[ILUG] SSH dictionary attacks.
aine.douglas at gmail.com
Sun Aug 27 16:30:46 IST 2006
On 8/27/06, paul at clubi.ie <paul at clubi.ie> wrote:
> Your trust in Sun is appreciated. I suspect Sun (who have many
> excellent security people, from the top of the company on down,
> starting with Whit Diffie) perhaps would tell you the same thing as
> Colm is telling you - that the key file password protection is to
> protect the *user*, not the issuer (at least, when it is the user who
> 'opens' and decrypts the key file).
Yes, and when that user is part of a large organisation, the
organisation is the user, and there are no defined limitations in the
technology which would restrict the extension of this security to the
Its just clear from the experience found here that the technology
hasn't moved that way yet, but there is no doubt in my mind that it
will.
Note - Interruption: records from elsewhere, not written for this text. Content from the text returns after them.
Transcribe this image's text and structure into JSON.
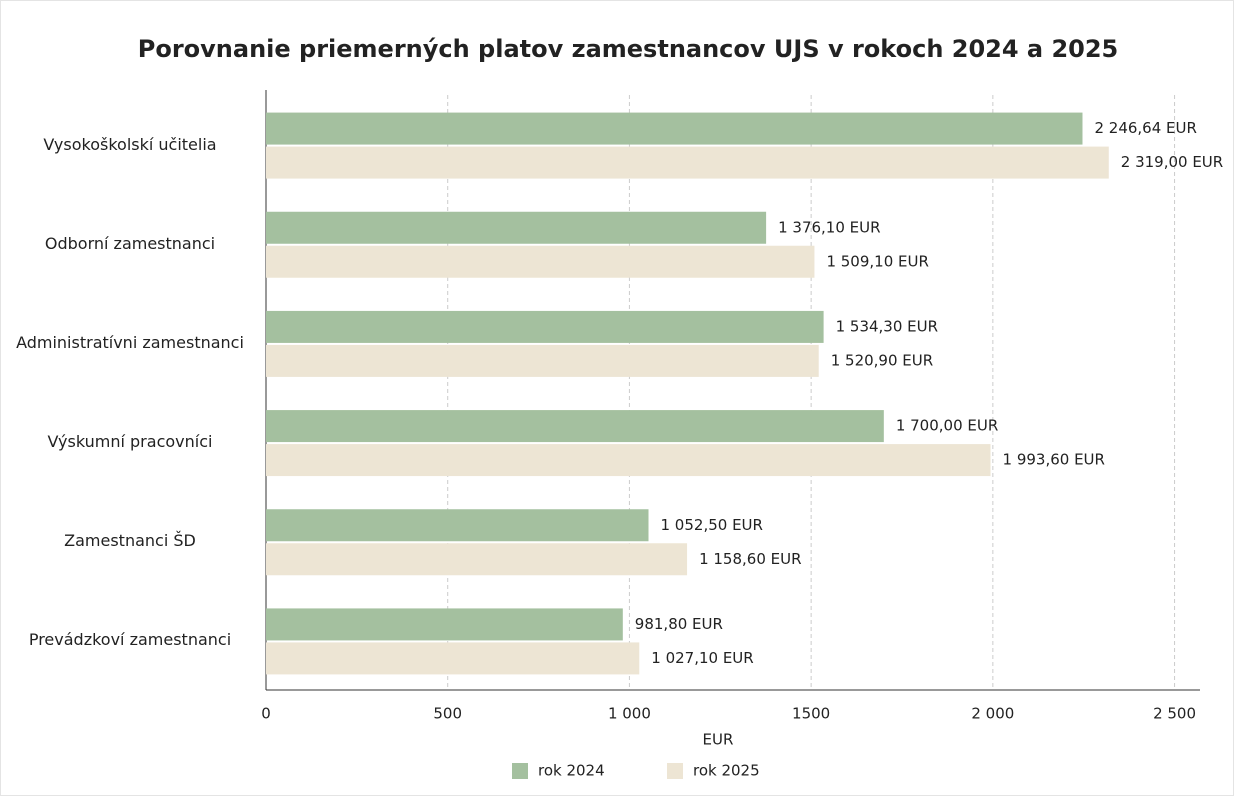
{
  "chart_data": {
    "type": "barh",
    "title": "Porovnanie priemerných platov zamestnancov UJS v rokoch 2024 a 2025",
    "xlabel": "EUR",
    "categories": [
      "Vysokoškolskí učitelia",
      "Odborní zamestnanci",
      "Administratívni zamestnanci",
      "Výskumní pracovníci",
      "Zamestnanci ŠD",
      "Prevádzkoví zamestnanci"
    ],
    "series": [
      {
        "name": "rok 2024",
        "color": "#a4c09f",
        "values": [
          2246.64,
          1376.1,
          1534.3,
          1700,
          1052.5,
          981.8
        ],
        "value_labels": [
          "2 246,64 EUR",
          "1 376,10 EUR",
          "1 534,30 EUR",
          "1 700,00 EUR",
          "1 052,50 EUR",
          "981,80 EUR"
        ]
      },
      {
        "name": "rok 2025",
        "color": "#ede5d4",
        "values": [
          2319,
          1509.1,
          1520.9,
          1993.6,
          1158.6,
          1027.1
        ],
        "value_labels": [
          "2 319,00 EUR",
          "1 509,10 EUR",
          "1 520,90 EUR",
          "1 993,60 EUR",
          "1 158,60 EUR",
          "1 027,10 EUR"
        ]
      }
    ],
    "xlim": [
      0,
      2570
    ],
    "xticks": [
      0,
      500,
      {
        "value": 1000,
        "label": "1 000"
      },
      1500,
      {
        "value": 2000,
        "label": "2 000"
      },
      {
        "value": 2500,
        "label": "2 500"
      }
    ],
    "grid": true,
    "legend": "bottom"
  }
}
The problem is obvious, the need is there, and the technology
exists to solve the problem. Stay tuned.
> Security is an old, old field. The tendency for people to place too
> much faith in the abilities of new technology to "solve" security is
> just as old, be it by the mistake of the inventor(s), and/or the
> misunderstanding of users. The latter of those possibly is what have
> fallen prey to.
No... I personally believe in the evolution of technologies, people
build on others successes and things get better. You can't always
stick your head in the sand and say definitively that what PKCS12
implementation schemes couldn't do ten years ago they can't do today.
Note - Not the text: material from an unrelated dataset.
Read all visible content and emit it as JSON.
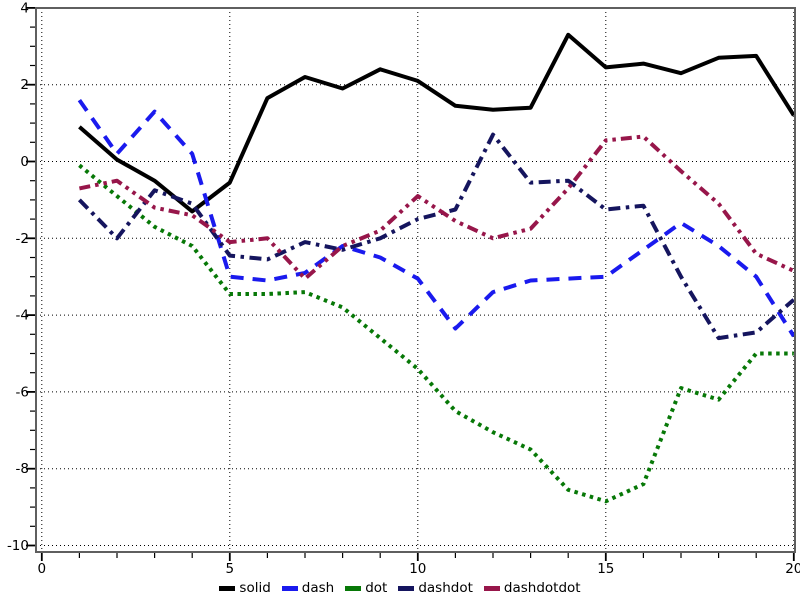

Its not new fangled technology, its tried and tested and proven. The
security industry has been working with it for years applying it to
the business needs of the world at large. It appears the opensource
security movement haven't though.
> > Its a judgement call, and in my judgement, I'd prefer to have my
> > keys stored in a p12 as if used properly by properly created
> > applications, my private key should never touch the raw disk, or
> > raw ram, or pagefile.
> The only way this is possible is if you have some hardware which
> never /ever/ gives up the secret key, hardware which handles the
> public key cryptography entirely internally.
> Such hardware is available but AFAIK it's not something you could
> conveniently issue to every remote-access user, for reasons of price
> and size. The "never *ever* give up the secret key" aspect
> particularly can make such hardware expensive. Cheaper, smaller
> 'smartcards' likely still allow a determined attacker to recover the
> secret key (e.g. the credit card and "ChipKnip" banking smartcards
> are vulnerable iirc).
That is the basis for the majority of PKCS11 devices. Values go in,
computation carried out on card, result comes out.
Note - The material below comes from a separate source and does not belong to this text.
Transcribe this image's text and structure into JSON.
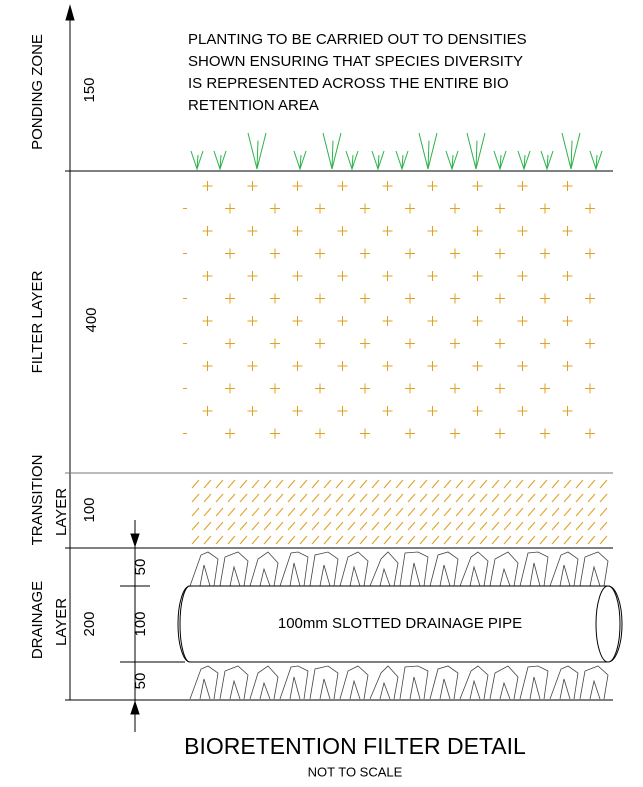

> Simply put: If the public key crypto is done in software on the host,
> it's just unavoidable for the secret key to end up in user-readable
> memory as things stand.
Technologies have moved on since you've learned this one. I'm not sure
about the opensource security toolkits, but the commercial ones allow
you to create encrypted memory allocations which avoid this, and in
those memory allocations, they specifically allocate in physical
memory and not virtual memory spaces else the allocation returns an
error and you can't do the operation. Check out the Baltimore jcrypto
api for more info.
> At best, you could make it just readable to administrator, but
> systems with privileged keystores and public-key crypto are not
> common, and anyway such a system likely would still depend on the
> user to provide the keys for the keystore - it would protect the
> user, not the issuer of they key.
Subject to evolution... :-)
> If it is the user who must manipulate the keystore, they must have
> the secret key.
And there are no intractible computing problems which prevent the
application of centralised corporate policies to the password
protecting the keystore. Its simply that from what any of us have
experience of, we haven't seen it yet.
Since this whole thread got out of hand, i carried out a quick review
of freshmeat to see what opensource PKI elements exist. Its
practically non existent when taken in consideration against whats out
there in the commercial world. So until a group gets together and
replicates what exists in the commercial world, what you say above
regarding possibilities and capabilities under linux will possibly
hold. Just don't keep your eyes closed to the possibilities forever,
as the weaknesses expressed by yourself are so obvious it is only a
matter of time before someone addresses the issue.